Hicret; her şeylerini Allah için, göz kırpmadan terk eden Mekkeli Muhacirler ile onları bağırlarına basan, muhtaç oldukları halde onları kendilerine tercih eden Medineli Müslümanların, Ensarın destanıdır. Böyle bir kardeşlik örneğini, Batı Trakya Müslüman Türkleri'nde 1940'lı yıllarda çetecilerden kaçmak için köyden köye yapılan göçlerde görüyoruz. Örneğin, İskeçe Balkan kolundan; Ilıca'lardan, Demircik'ten hicret edip kendileri muhtaç oldukları halde evlerini açan, yemeklerini paylaşan Şahin'li, Elmalı'lı kardeşliği gibi. Babalarımız, yaşadıkları bu sıkıntılı yılları muhacirlik diye anlatırlardı.
Hicretle yaşanan destanlarda; fedakârlık, kardeşlik, ahde vefa, birlik ve beraberlik, değerlerin paylaşımı, özgürlük aşkı, adalet, saygı ve hoşgörü temel konular olarak karşımıza çıkmaktadır.
Hicreti süsleyen tablolarda çağımız insanı için alınacak birçok ibretler ve dersler vardır. Bencilliğin, maddeperestliğin, çıkarcılığın, adaletsizliğin tahrip ettiği insanlığın aydınlığa çıkışı; hicretle başlayan ve yeşeren insanî değerlerin, fedakârlık ve kardeşlik örneklerinin hayat bulması ile mümkündür. Günahlarla, isyanlarla kirlenen gönül dünyamızın, kulluğa, itaate, ibadete yönelmesinin de gerçek hicret olduğunu unutmayalım.
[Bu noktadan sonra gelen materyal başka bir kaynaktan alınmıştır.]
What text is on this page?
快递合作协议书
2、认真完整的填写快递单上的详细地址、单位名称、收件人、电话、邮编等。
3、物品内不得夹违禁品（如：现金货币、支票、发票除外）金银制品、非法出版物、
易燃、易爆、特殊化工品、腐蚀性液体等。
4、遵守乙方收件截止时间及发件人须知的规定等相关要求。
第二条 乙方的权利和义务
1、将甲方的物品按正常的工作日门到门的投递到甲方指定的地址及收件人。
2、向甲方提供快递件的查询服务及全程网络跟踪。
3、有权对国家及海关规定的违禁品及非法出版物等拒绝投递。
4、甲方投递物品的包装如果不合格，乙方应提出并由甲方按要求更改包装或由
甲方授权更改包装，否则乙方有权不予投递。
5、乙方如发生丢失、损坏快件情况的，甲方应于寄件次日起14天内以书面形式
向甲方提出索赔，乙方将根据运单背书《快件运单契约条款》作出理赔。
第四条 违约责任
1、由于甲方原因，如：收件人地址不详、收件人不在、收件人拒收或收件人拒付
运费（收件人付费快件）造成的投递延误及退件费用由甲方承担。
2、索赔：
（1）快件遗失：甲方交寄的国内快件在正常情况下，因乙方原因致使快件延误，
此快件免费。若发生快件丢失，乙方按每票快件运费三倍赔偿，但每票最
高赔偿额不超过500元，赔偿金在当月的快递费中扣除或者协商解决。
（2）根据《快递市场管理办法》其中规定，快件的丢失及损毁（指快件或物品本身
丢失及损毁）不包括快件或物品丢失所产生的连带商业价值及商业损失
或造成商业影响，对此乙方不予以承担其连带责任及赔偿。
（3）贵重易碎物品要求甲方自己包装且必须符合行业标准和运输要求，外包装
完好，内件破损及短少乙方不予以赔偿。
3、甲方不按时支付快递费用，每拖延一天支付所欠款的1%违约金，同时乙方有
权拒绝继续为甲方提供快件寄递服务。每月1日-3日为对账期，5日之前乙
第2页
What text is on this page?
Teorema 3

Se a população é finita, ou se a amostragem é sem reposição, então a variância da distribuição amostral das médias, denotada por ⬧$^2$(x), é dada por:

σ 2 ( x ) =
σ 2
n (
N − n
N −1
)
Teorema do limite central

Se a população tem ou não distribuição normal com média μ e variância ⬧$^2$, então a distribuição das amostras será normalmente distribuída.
Hicri yılın başlangıcı olan bu Muharrem ayının İslâm tarihinde büyük önemi vardır. Peygamber Efendimiz Muharrem ayının 9, 10 ve 11. günlerinde oruç tutmuş, Müslümanlara da bu günlerde oruç tutmalarını tavsiye etmiştir. Yine bu aya mahsus geleneksel olarak aşure pişirilmektedir.
Ancak Muharrem ayı, Müslümanlar açısından çok daha özel bir öneme sahiptir. Sevgili Peygamberimiz'in "dünyanın iki çiçeği", "cennet çocuklarının efendileri" diye övdüğü, Hz. Ali ile Hz. Fatıma'nın ciğerparelerinden biri olan Hz. Hüseyin ve 70'den fazla arkadaşı 10 Muharrem 61'de (10 Ekim 680) siyasi ihtiraslar uğruna Kerbela'da önce susuz bırakılmış, ardından da hunharca şehit edilmiştir. Bu elim olay, Hz. Peygamberi ve O'nun Ehl-i Beyti'ni seven biz müminleri derinden yaralamış, bölgesi, kültürü, mezhep ve meşrebi ne olursa olsun yediden yetmişe bütün Müslümanları derin acılara sevk etmiştir.
Bu vesileyle, başta Hz. Hüseyin olmak üzere bütün Kerbela şehitlerini rahmetle anıyoruz. Bu çok üzücü acı olaydan ders çıkaran bir ümmet olmamızı, mezhebi ve meşrebi ne olursa olsun İslam âleminde ve içerisinde yaşadığımız Batı Trakya Müslüman Türk toplumunda kardeşlik, birlik ve beraberliği tesis edilmesini Yüce Rabbimden niyaz ederiz.